Film fantasmatico e inclassificabile diretto da John Parker, girato nel 1953 ma distribuito soltanto due anni dopo, dopo un travagliato percorso di censura e rimaneggiamenti. Opera unica e irripetibile, concepita quasi per caso — o per ossessione — a partire da un sogno raccontato a Parker dalla propria segretaria, e finanziata interamente con i soldi prestati dalla madre del regista.
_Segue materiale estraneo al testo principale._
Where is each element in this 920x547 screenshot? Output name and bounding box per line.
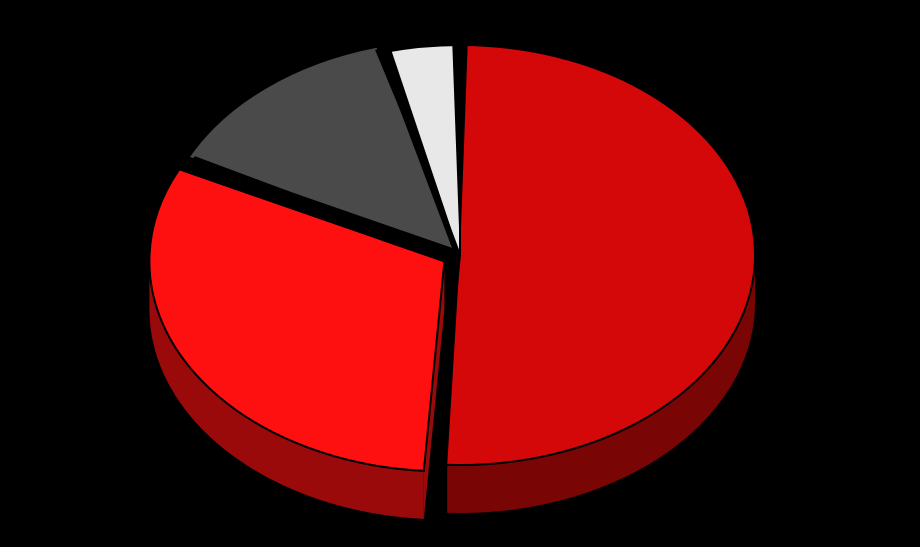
slice-gap-side	[432, 464, 447, 513]
pie-chart-svg	[0, 0, 920, 547]
pie-chart-3d	[0, 0, 920, 547]
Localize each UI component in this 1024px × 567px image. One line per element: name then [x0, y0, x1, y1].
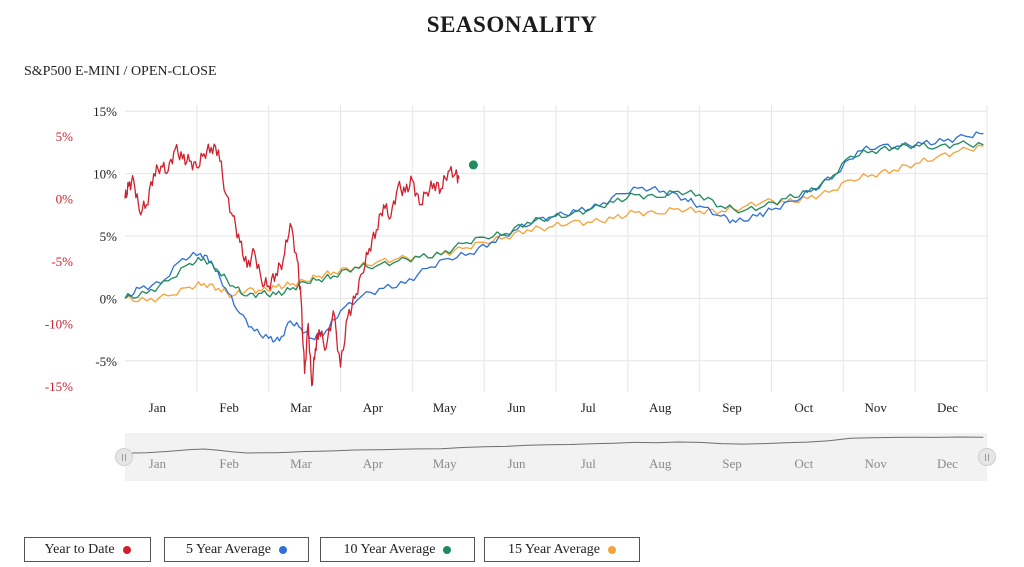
x-axis-month-label: Sep — [722, 400, 742, 415]
navigator-month-label: Apr — [363, 456, 384, 471]
navigator-month-label: Oct — [794, 456, 813, 471]
navigator-month-label: May — [433, 456, 457, 471]
x-axis-month-label: Feb — [219, 400, 239, 415]
right-axis-tick-label: 0% — [100, 291, 118, 306]
left-axis-tick-label: 5% — [56, 129, 74, 144]
navigator-month-label: Feb — [219, 456, 239, 471]
series-line-year-to-date[interactable] — [124, 143, 460, 387]
x-axis-month-label: Oct — [794, 400, 813, 415]
navigator-month-label: Jul — [581, 456, 597, 471]
series-line-15-year-average[interactable] — [124, 144, 984, 303]
series-markers — [468, 160, 478, 170]
legend-label: 10 Year Average — [343, 541, 436, 557]
seasonality-chart[interactable]: 5% 0% -5% -10% -15% 15% 10% 5% 0% -5% Jan Feb Mar A… — [0, 0, 1024, 530]
left-axis-tick-label: -5% — [51, 254, 73, 269]
range-navigator[interactable]: Jan Feb Mar Apr May Jun Jul Aug Sep Oct Nov Dec — [124, 433, 987, 481]
x-axis-month-label: Jun — [507, 400, 526, 415]
navigator-background — [125, 433, 987, 481]
navigator-month-label: Aug — [649, 456, 672, 471]
end-point-marker — [468, 160, 478, 170]
left-y-axis: 5% 0% -5% -10% -15% — [45, 129, 73, 394]
legend-item-year-to-date[interactable]: Year to Date — [24, 537, 151, 562]
x-axis-month-label: Jul — [581, 400, 597, 415]
x-axis-month-label: Mar — [290, 400, 312, 415]
grid-lines — [125, 105, 988, 392]
navigator-month-label: Jun — [507, 456, 526, 471]
legend-label: Year to Date — [44, 541, 115, 557]
left-axis-tick-label: 0% — [56, 192, 74, 207]
navigator-month-label: Jan — [149, 456, 167, 471]
x-axis-month-label: Aug — [649, 400, 672, 415]
left-axis-tick-label: -10% — [45, 316, 73, 331]
left-axis-tick-label: -15% — [45, 379, 73, 394]
legend-label: 5 Year Average — [186, 541, 271, 557]
right-axis-tick-label: 5% — [100, 229, 118, 244]
right-axis-tick-label: 10% — [93, 167, 117, 182]
legend-dot-icon — [443, 545, 452, 554]
series-line-5-year-average[interactable] — [124, 131, 984, 343]
navigator-left-handle[interactable] — [115, 448, 133, 466]
legend-item-10-year-average[interactable]: 10 Year Average — [320, 537, 475, 562]
x-axis-month-label: Jan — [149, 400, 167, 415]
legend-item-15-year-average[interactable]: 15 Year Average — [484, 537, 640, 562]
navigator-month-label: Mar — [290, 456, 312, 471]
legend-dot-icon — [607, 545, 616, 554]
x-axis-month-label: May — [433, 400, 457, 415]
x-axis-month-label: Apr — [363, 400, 384, 415]
navigator-line — [124, 436, 984, 454]
legend-dot-icon — [278, 545, 287, 554]
legend-item-5-year-average[interactable]: 5 Year Average — [164, 537, 309, 562]
right-axis-tick-label: 15% — [93, 104, 117, 119]
navigator-month-label: Sep — [722, 456, 742, 471]
page-title: SEASONALITY — [426, 12, 598, 37]
series-line-10-year-average[interactable] — [124, 140, 984, 299]
legend-label: 15 Year Average — [508, 541, 600, 557]
navigator-right-handle[interactable] — [978, 448, 996, 466]
x-axis: Jan Feb Mar Apr May Jun Jul Aug Sep Oct Nov Dec — [149, 400, 959, 415]
series-lines[interactable] — [124, 131, 984, 387]
chart-subtitle: S&P500 E-MINI / OPEN-CLOSE — [24, 64, 217, 79]
navigator-month-label: Dec — [937, 456, 958, 471]
right-axis-tick-label: -5% — [95, 354, 117, 369]
navigator-month-label: Nov — [864, 456, 887, 471]
right-y-axis: 15% 10% 5% 0% -5% — [93, 104, 117, 369]
legend-dot-icon — [122, 545, 131, 554]
x-axis-month-label: Dec — [937, 400, 958, 415]
x-axis-month-label: Nov — [864, 400, 887, 415]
Quello che ne risulta è un oggetto cinematografico non identificato: una discesa negli inferi della psiche e della città, in un skid row di Los Angeles che diventa proiezione allucinata del trauma. Il film segue, senza parole e senza respiro, il vagare di una donna tra strade spettrali, camere d’albergo sudicie, cimiteri urbani e club jazz da dopobomba — luoghi abitati da personaggi ambigui, deformi, sospesi tra eros e orrore.
“Dementia” è, in fondo, un noir trasfigurato, un incubo urbano che anticipa di oltre vent’anni l’universo disturbante e onirico di Lynch. Ma al contrario del suo erede, Parker lavora dentro il sogno, non lo racconta: lo costruisce con frammenti, gesti, ombre. Il bianco e nero vibra di tensione paranoica, di un erotismo represso e insieme viscerale, come se il desiderio stesso fosse un crimine.
Girato tra Hollywood e Venice, California, il film fu inizialmente bandito dal New York State Film Board nel 1953, poi distribuito nel dicembre 1955 e successivamente acquisito dal produttore Jack H. Harris, che nel 1957 ne curò una nuova versione — ribattezzata Daughter of Horror — aggiungendo una voce fuori campo (quella di Ed McMahon) che ne altera, ma non annulla, la potenza visiva.
La colonna sonora, firmata da George Antheil, amplifica la dimensione isterica del racconto, mentre in una scena compare, riconoscibilissimo, Shorty Rogers, figura chiave del jazz californiano, con la sua orchestra da incubo.
Pellicola disturbante, claustrofobica, intensamente erotica, “Dementia” è un esperimento psico-cinematografico che brucia di una follia lucida e di una libertà formale oggi impensabile.